Domestic team information
- 1896–1922: Wiltshire
- 1898–1908: Marylebone Cricket Club

Career statistics
| Competition | First-class |
| Matches | 8 |
| Runs scored | 63 |
| Batting average | 7.87 |
| 100s/50s | –/– |
| Top score | 19 |
| Balls bowled | 748 |
| Wickets | 21 |
| Bowling average | 16.19 |
| 5 wickets in innings | – |
| 10 wickets in match | – |
| Best bowling | 4/22 |
| Catches/stumpings | 5/– |
- Source: Cricinfo, 28 June 2019

= William Overton (cricketer) =

English cricketer

William Overton (28 March 1873 - 6 August 1949) was an English first-class cricketer.

Overton was born at Swindon in March 1873. He made his debut in minor counties cricket for Wiltshire in the 1896 Minor Counties Championship. He made his debut in first-class cricket for the Marylebone Cricket Club (MCC) against Nottinghamshire in 1898. He played first-class cricket for MCC until 1908, making eight appearances. Playing as a left-arm medium pace bowler, Overton took 21 wickets in his eight matches for MCC, at an average of 16.19 and with best figures of 4 for 22.

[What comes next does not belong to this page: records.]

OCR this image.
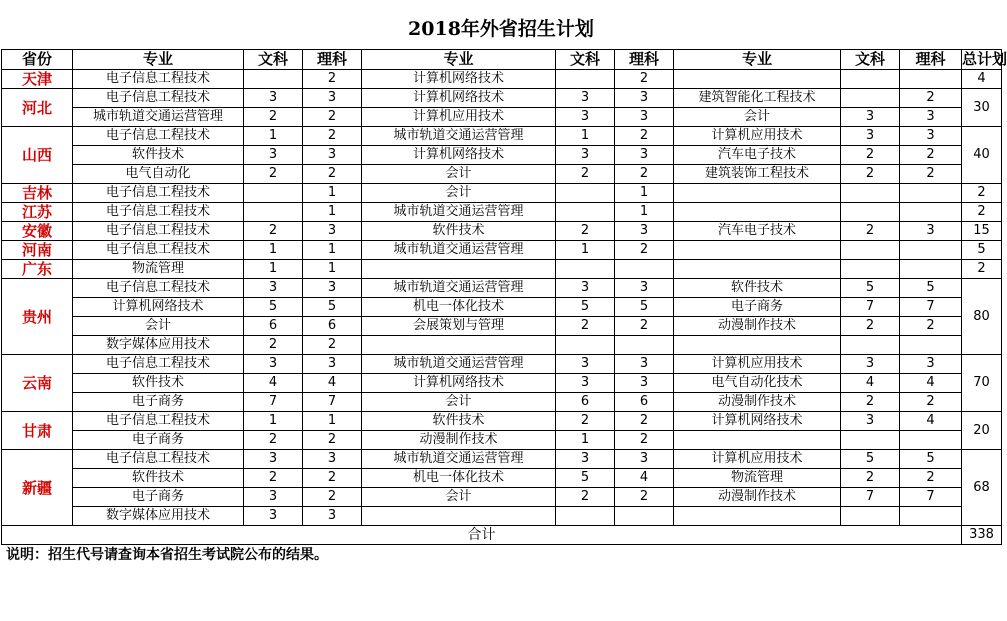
2018年外省招生计划
省份	专业	文科	理科	专业	文科	理科	专业	文科	理科	总计划
天津	电子信息工程技术		2	计算机网络技术		2				4
河北	电子信息工程技术	3	3	计算机网络技术	3	3	建筑智能化工程技术		2	30
	城市轨道交通运营管理	2	2	计算机应用技术	3	3	会计	3	3	
山西	电子信息工程技术	1	2	城市轨道交通运营管理	1	2	计算机应用技术	3	3	40
	软件技术	3	3	计算机网络技术	3	3	汽车电子技术	2	2	
	电气自动化	2	2	会计	2	2	建筑装饰工程技术	2	2	
吉林	电子信息工程技术		1	会计		1				2
江苏	电子信息工程技术		1	城市轨道交通运营管理		1				2
安徽	电子信息工程技术	2	3	软件技术	2	3	汽车电子技术	2	3	15
河南	电子信息工程技术	1	1	城市轨道交通运营管理	1	2				5
广东	物流管理	1	1							2
贵州	电子信息工程技术	3	3	城市轨道交通运营管理	3	3	软件技术	5	5	80
	计算机网络技术	5	5	机电一体化技术	5	5	电子商务	7	7	
	会计	6	6	会展策划与管理	2	2	动漫制作技术	2	2	
	数字媒体应用技术	2	2							
云南	电子信息工程技术	3	3	城市轨道交通运营管理	3	3	计算机应用技术	3	3	70
	软件技术	4	4	计算机网络技术	3	3	电气自动化技术	4	4	
	电子商务	7	7	会计	6	6	动漫制作技术	2	2	
甘肃	电子信息工程技术	1	1	软件技术	2	2	计算机网络技术	3	4	20
	电子商务	2	2	动漫制作技术	1	2				
新疆	电子信息工程技术	3	3	城市轨道交通运营管理	3	3	计算机应用技术	5	5	68
	软件技术	2	2	机电一体化技术	5	4	物流管理	2	2	
	电子商务	3	2	会计	2	2	动漫制作技术	7	7	
	数字媒体应用技术	3	3							
合计										338
说明：招生代号请查询本省招生考试院公布的结果。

He featured regularly for Wiltshire in the Minor Counties Championship, making 143 appearances before the First World War. He made 21 appearances following the conclusion of the war, with his final minor counties appearance being in 1922. He was described as one of the county's leading bowlers both before and after the war by the Wisden Cricketers' Almanack. He died at Paddington in August 1949.